Performance Stabilises with More Trees#

Hide code cell source

tree_counts = [1, 5, 10, 25, 50, 100, 200, 400]
train_scores, test_scores = [], []

for n in tree_counts:
    rf_n = RandomForestRegressor(n_estimators=n, random_state=42, n_jobs=-1)
    rf_n.fit(X_train, y_train)
    train_scores.append(rf_n.score(X_train, y_train))
    test_scores.append(rf_n.score(X_test, y_test))

fig, ax = plt.subplots(figsize=(10, 4))
ax.plot(tree_counts, train_scores, "o-", linewidth=2, label="Train R²")
ax.plot(tree_counts, test_scores,  "s--", linewidth=2, label="Test R²")
ax.set_xlabel("Number of Trees", fontsize=12)
ax.set_ylabel("R²", fontsize=12)
ax.set_title("Random Forest - Performance vs Number of Trees",
             fontsize=13, fontweight="bold")
ax.legend(fontsize=11)
ax.grid(True, alpha=0.3)
plt.tight_layout()
plt.show()
../../../../_images/a5141a62a3c2e4d106b464279ee765b66f03ed74dd3def5315ca26ef063cca17.png

Test performance plateaus around 100–200 trees. Adding more trees beyond this point yields diminishing returns - the forest is already stable.

Effect of max_features on the Bias–Variance Balance#

Hide code cell source

mf_options = [1, 2, 3, 5, 7, 10]   # number of features considered at each split
mf_train, mf_test = [], []

for mf in mf_options:
    rf_mf = RandomForestRegressor(n_estimators=200, max_features=mf,
                                   random_state=42, n_jobs=-1)
    rf_mf.fit(X_train, y_train)
    mf_train.append(rf_mf.score(X_train, y_train))
    mf_test.append(rf_mf.score(X_test, y_test))

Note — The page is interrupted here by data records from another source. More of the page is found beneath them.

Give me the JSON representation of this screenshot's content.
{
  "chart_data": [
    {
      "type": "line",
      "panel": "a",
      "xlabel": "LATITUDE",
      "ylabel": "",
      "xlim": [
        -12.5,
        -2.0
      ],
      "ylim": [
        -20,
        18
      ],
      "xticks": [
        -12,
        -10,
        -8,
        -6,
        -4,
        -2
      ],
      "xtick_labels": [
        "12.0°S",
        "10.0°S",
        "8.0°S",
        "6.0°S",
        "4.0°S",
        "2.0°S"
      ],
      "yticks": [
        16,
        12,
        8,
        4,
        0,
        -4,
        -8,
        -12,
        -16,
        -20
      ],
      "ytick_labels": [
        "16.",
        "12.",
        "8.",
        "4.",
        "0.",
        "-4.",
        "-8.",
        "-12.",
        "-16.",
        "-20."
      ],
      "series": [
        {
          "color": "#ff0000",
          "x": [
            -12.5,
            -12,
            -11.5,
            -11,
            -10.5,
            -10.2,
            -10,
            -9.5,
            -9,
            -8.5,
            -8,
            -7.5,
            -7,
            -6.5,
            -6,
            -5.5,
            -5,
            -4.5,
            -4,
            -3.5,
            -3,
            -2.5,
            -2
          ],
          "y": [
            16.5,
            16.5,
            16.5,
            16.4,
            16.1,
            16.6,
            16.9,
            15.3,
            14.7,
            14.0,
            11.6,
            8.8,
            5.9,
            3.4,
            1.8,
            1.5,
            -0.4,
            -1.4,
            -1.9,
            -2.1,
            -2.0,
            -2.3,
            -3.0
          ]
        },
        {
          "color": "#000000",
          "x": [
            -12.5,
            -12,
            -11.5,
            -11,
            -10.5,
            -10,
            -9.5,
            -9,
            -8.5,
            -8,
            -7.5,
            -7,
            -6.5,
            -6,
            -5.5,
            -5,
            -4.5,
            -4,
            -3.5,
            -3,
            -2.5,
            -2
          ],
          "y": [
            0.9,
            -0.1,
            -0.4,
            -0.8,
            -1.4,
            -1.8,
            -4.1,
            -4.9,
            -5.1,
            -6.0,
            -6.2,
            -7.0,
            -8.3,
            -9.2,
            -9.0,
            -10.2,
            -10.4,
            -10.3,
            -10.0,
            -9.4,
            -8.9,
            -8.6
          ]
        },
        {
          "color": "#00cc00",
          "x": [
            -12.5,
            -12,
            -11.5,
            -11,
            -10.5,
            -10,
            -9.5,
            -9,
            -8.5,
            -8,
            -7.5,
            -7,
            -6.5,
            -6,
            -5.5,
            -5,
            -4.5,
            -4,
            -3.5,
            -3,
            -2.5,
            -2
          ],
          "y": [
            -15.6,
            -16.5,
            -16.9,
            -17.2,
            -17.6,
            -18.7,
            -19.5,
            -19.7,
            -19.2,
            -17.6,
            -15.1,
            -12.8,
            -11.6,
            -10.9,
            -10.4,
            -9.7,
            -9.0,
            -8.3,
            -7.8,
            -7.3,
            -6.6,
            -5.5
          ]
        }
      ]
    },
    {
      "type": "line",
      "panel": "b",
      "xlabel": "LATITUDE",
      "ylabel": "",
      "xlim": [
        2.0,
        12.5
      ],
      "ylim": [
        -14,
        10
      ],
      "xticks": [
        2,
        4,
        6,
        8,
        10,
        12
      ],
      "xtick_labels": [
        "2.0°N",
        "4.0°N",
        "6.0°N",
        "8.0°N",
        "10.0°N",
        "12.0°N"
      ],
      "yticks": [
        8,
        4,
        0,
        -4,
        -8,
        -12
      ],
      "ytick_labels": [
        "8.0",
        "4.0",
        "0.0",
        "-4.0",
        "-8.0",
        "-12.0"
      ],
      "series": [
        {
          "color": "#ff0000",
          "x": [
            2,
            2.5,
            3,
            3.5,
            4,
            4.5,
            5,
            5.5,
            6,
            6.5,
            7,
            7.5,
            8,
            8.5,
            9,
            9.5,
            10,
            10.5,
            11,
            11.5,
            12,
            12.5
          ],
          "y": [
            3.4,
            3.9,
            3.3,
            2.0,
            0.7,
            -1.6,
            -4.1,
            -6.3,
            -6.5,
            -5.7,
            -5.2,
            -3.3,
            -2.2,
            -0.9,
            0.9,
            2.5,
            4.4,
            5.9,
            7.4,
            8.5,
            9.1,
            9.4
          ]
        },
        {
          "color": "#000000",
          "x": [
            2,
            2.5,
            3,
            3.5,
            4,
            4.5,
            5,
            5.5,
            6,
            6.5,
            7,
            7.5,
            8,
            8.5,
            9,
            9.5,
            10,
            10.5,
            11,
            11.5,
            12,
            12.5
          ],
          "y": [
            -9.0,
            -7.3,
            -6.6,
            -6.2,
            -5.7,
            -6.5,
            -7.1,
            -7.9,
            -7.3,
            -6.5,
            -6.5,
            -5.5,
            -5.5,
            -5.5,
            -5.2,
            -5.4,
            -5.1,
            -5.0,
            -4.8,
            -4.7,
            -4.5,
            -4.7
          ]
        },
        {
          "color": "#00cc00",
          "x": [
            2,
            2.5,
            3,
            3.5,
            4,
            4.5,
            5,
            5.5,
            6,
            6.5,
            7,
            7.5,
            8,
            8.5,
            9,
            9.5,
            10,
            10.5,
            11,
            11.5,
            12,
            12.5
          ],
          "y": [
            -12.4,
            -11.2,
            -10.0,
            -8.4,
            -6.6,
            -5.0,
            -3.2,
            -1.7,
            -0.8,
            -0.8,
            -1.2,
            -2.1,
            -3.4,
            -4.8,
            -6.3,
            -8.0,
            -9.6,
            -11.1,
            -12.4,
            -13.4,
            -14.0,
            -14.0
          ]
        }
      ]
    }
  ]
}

fig, ax = plt.subplots(figsize=(9, 4))
ax.plot(mf_options, mf_train, "o-", linewidth=2, label="Train R²")
ax.plot(mf_options, mf_test,  "s--", linewidth=2, label="Test R²")
ax.axvline(int(np.sqrt(X.shape[1])), color="red", linestyle=":",
           linewidth=1.5, label=f"√p ≈ {int(np.sqrt(X.shape[1]))}")
ax.set_xlabel("max_features  (features per split)", fontsize=12)
ax.set_ylabel("R²", fontsize=12)
ax.set_title("Random Forest - Effect of max_features",
             fontsize=13, fontweight="bold")
ax.legend(fontsize=11)
ax.grid(True, alpha=0.3)
plt.tight_layout()
plt.show()
../../../../_images/b651afdcaee80477d0b817fe37a8d21a6dcaa4a304f3aa1a0793ca53e57f22a8.png

Using fewer features per split (left side) makes trees more diverse but individually weaker - higher bias, lower variance. Using all features (max_features=10) removes the decorrelation benefit. The default \(\sqrt{p}\) sits near the sweet spot.


Strengths and Weaknesses#

Strengths

Excellent out-of-the-box performance; handles non-linearity; free OOB validation; robust to outliers and missing values; feature importance

Weaknesses

Less interpretable than a single tree; slower to train/predict than linear models; can overfit on very noisy data with too many trees

Tip

Random Forest is one of the best default models for tabular regression. Start here when a linear model under-performs and you need non-linear power with minimal tuning.